South African Minister of Health Dr. Aaron Mostoeledi recently announced plans to implement a bill that would ban smoking from public areas. According to US National Library of Medicine National Institutes of Health, 20,000 deaths are caused by smoking in South Africa. Whereas Statistics South Africa reported that 35,094 children under the age of five died from road accidents in the year 2013. 78.9% of all reported accidents were attributed to alcohol abuse.

20,000 seems like enough justification to ban smoking right?

Wrong. The difference between car accidents and smoking is that, with car accidents other people’s lives are at risk whereas with smoking you put your own life in risk. The ban on smoking in public spaces extends to designated smoking areas where smokers can choose to be together and kill themselves if they wish. This should not be looked at as a cost-benefit analysis of the value of a smoker’s life and how it continues to depreciate with each drag the smoker chooses to inhale. We should rather pay close attention to the problem; with restrictions to smoking that go beyond the fact that smokers already pay a substantial amount of ‘sin tax’ which the government has no problem enjoying. Furthermore putting a “value” on a human life should raise moral concerns above the individual’s choice to smoke.

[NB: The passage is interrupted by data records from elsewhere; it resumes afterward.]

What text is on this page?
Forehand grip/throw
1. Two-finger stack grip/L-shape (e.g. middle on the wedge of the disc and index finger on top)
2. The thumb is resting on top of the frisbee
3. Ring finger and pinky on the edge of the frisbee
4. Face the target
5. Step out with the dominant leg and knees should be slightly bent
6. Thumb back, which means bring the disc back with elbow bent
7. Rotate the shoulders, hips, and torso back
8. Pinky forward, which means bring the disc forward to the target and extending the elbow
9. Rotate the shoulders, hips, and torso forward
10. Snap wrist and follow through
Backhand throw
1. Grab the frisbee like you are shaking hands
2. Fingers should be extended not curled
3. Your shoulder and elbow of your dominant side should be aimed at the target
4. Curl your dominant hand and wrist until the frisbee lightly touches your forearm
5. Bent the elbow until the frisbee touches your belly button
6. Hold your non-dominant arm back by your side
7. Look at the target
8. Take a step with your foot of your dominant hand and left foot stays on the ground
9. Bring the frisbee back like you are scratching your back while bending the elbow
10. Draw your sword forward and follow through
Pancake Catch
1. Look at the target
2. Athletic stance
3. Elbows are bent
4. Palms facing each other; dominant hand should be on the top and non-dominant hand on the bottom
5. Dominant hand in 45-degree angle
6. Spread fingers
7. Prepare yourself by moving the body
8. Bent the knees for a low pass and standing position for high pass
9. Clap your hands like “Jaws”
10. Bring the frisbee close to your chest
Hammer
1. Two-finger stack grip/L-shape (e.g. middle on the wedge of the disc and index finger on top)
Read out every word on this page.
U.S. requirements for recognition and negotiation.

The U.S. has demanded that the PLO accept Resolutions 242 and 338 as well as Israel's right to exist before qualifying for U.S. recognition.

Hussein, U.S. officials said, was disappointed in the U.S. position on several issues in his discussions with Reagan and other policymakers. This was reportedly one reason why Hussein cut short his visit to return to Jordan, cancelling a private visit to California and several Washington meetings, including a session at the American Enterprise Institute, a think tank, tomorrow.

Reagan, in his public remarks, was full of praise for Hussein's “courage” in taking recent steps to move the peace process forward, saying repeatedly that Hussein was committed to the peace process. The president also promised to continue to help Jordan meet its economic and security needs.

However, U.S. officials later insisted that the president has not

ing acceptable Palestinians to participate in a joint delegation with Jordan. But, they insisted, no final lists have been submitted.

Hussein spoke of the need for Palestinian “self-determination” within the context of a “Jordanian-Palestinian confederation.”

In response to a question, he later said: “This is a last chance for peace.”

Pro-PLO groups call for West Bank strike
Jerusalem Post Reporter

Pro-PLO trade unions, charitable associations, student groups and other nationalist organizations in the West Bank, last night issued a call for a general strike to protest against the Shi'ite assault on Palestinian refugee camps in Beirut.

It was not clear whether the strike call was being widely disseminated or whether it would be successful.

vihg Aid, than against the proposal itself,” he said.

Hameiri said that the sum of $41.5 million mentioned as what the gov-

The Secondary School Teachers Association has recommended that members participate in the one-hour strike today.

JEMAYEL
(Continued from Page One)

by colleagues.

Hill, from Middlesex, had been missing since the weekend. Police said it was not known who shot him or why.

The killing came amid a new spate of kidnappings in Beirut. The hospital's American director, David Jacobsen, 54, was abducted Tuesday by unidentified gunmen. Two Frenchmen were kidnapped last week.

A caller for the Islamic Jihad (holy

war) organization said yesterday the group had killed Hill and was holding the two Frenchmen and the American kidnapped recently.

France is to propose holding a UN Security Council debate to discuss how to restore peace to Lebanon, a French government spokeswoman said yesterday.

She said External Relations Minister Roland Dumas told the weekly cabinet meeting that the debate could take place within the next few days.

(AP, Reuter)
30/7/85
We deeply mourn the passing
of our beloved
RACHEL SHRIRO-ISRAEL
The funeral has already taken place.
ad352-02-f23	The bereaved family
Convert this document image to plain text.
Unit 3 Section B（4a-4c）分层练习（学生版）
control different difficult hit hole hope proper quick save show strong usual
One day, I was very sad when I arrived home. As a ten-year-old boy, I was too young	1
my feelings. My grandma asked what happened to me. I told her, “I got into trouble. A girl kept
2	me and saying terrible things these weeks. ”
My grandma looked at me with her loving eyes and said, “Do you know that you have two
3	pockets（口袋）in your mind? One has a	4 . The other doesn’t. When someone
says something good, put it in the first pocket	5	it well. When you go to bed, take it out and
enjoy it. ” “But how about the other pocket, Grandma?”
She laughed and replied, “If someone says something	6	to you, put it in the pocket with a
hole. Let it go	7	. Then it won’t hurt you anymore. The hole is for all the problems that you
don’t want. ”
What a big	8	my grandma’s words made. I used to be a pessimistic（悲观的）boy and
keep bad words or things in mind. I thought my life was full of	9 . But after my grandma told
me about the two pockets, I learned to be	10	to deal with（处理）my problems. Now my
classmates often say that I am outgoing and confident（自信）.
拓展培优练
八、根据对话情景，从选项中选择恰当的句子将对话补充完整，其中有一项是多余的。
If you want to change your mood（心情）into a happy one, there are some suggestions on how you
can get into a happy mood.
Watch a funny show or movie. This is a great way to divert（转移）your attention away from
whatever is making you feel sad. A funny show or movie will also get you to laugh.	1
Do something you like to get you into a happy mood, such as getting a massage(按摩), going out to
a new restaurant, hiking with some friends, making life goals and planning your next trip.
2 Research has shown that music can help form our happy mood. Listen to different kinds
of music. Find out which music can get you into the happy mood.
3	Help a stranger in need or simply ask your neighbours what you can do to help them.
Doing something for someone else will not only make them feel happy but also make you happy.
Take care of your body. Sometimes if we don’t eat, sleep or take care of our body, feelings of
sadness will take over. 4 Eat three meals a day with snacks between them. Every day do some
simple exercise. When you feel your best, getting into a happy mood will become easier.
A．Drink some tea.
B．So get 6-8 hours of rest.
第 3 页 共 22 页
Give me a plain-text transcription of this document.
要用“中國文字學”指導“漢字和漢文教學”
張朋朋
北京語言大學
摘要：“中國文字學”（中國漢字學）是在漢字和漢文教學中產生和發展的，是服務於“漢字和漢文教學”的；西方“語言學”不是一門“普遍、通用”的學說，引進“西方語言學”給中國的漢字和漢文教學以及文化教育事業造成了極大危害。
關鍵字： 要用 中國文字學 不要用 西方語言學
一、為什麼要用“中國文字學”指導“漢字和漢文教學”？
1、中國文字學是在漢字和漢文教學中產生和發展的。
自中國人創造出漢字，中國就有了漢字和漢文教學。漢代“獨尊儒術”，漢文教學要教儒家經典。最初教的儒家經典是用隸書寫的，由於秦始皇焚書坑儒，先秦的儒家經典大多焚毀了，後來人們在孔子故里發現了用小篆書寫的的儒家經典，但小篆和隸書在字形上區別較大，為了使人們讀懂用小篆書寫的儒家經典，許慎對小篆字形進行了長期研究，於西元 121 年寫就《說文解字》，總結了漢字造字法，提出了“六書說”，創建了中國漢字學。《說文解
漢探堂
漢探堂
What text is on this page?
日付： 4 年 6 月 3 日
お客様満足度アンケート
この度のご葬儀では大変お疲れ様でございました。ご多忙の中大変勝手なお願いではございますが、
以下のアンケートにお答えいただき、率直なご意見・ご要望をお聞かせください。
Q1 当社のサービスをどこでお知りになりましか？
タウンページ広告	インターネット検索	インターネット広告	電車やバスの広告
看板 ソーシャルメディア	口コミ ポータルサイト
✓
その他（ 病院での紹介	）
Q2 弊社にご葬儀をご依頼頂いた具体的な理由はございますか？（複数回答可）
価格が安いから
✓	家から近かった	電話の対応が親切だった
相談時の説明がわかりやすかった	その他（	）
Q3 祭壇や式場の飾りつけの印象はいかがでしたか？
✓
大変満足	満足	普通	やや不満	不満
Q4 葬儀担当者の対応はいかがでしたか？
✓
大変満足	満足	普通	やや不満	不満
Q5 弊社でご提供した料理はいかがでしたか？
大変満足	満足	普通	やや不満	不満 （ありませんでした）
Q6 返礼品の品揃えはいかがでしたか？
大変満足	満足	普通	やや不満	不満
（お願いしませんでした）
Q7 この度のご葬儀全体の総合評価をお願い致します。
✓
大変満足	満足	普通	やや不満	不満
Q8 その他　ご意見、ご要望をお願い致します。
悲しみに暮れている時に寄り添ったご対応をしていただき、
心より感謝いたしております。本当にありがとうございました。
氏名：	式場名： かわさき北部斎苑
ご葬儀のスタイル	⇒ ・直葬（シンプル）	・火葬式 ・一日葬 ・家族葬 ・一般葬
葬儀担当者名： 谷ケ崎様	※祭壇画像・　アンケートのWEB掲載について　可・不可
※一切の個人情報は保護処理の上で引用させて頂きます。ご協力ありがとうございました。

The restrictions on the places where you are allowed to smoke should only extend to the areas where a smoker would be subjecting a non-smoker to second hand smoke. These restrictions are an infringement to the smoker’s freedom of choice, whereas smoking signs have always been a constant irritating reminder. Restaurant Spur significantly cut down on space designated to smoking introducing inhumane cage like “booths” with transparent glass windows, where smokers would be subject to public spectatorship in an already congested and claustrophobic environment. The reality of the addictive nature of smoking is clear to us all. The cancerous effects of smoking are clear to all smokers. The ‘scary’ words on all cigarette boxes make it known to the smoker what it is he could be doing to himself.

However at above all of that should be the freedom to choose. Putting morality in legislation completely goes against the ideas of liberty, which can only be realised in a minimal state which does not interfere in the private choices of its citizens by applying a “sin” tax for pleasurable indulgences (for you non-smokers; sin tax extends to sweets, chocolates, alcohol.. etc.). Morality in legislation is a theocratic concept which should have no space in a liberal democracy where there is a clear separation between church and state and rule is not derived from a divine higher authority.

What are smokers paying tax for if not the liberty to choose where they want to smoke? And I maintain that; government should not infringe on individual freedom of choice. The government should instead appreciate the benefits derived from taxing smokers (since I hardly doubt the sin tax will be revoked) and say Thank You For Smoking!

Author: Zolani Nkomo is a third year politics student at the University of Pretoria.